ROHUL – Pemerintah Kabupaten Rokan Hulu (Rohul) secara resmi menggelar Musyawarah Perencanaan Pembangunan (Musrenbang) dalam rangka penyusunan Rencana Kerja Pemerintah Daerah (RKPD) Tahun 2027. Kegiatan strategis yang mengusung tema “Pemantapan Ekonomi Kerakyatan dan Penguatan Sektor Unggulan Daerah” ini berlangsung di Convention Hall Islamic Center Rokan Hulu, Selasa (31/03/2026).
Musrenbang tersebut dibuka langsung oleh Wakil Bupati Rokan Hulu, H. Syafaruddin Poti, SH, MM, yang ditandai dengan pemukulan gong sebagai simbol dimulainya proses perencanaan pembangunan daerah tahun 2027.
Turut hadir dalam kegiatan itu Wakil Ketua III DPRD Provinsi Riau H. Budiman Lubis, SH, Anggota DPRD Rohul Romi Juliandra, SE, unsur Forkopimda, pimpinan instansi vertikal seperti BPS, BPN, dan BPJS, serta tokoh masyarakat dan organisasi wanita se-Kabupaten Rokan Hulu.
Dalam sambutannya, Wakil Bupati menegaskan pentingnya sinkronisasi antara usulan masyarakat dengan program prioritas pemerintah daerah.
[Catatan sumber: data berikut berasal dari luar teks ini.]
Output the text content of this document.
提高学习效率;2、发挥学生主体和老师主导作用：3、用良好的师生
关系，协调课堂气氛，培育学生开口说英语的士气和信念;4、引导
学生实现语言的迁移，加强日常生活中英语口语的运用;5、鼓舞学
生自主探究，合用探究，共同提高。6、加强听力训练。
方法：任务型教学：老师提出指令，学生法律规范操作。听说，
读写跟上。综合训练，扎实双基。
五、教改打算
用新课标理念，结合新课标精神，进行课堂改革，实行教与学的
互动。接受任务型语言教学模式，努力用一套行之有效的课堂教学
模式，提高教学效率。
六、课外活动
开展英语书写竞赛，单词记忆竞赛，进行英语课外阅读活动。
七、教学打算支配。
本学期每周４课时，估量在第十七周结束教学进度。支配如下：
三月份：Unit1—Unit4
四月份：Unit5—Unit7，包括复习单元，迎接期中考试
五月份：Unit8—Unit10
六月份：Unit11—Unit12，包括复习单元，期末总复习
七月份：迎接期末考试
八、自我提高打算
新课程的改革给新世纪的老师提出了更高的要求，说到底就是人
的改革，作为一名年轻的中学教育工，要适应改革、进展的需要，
Ia berharap Musrenbang ini mampu melahirkan program-program yang benar-benar menyentuh kebutuhan masyarakat, khususnya dalam penguatan ekonomi kerakyatan.
“Pemerintah daerah berkomitmen untuk terus memantapkan ekonomi kerakyatan melalui optimalisasi sektor-sektor unggulan yang ada di Rokan Hulu, agar kesejahteraan masyarakat dapat meningkat secara merata,” ujar Wabup.
Sementara itu, Kepala Bappeda Provinsi Riau yang diwakili oleh Perencana Ahli Madya, Dr. Ir. Feradis, MP, turut memaparkan arah kebijakan dan prioritas pembangunan Provinsi Riau tahun 2027 sebagai langkah penyelarasan antara program provinsi dan kabupaten.
Ketua panitia penyelenggara yang juga Plt. Kepala Bapperida Rohul, H. Simel Meri, SE, M.Si, dalam laporannya menyampaikan rincian usulan pembangunan yang telah dihimpun untuk tahun anggaran 2027. Ia menjelaskan bahwa pagu anggaran utama mencakup 143 program, 282 kegiatan, dan 1.159 sub-kegiatan dengan total anggaran mencapai Rp1,9 triliun.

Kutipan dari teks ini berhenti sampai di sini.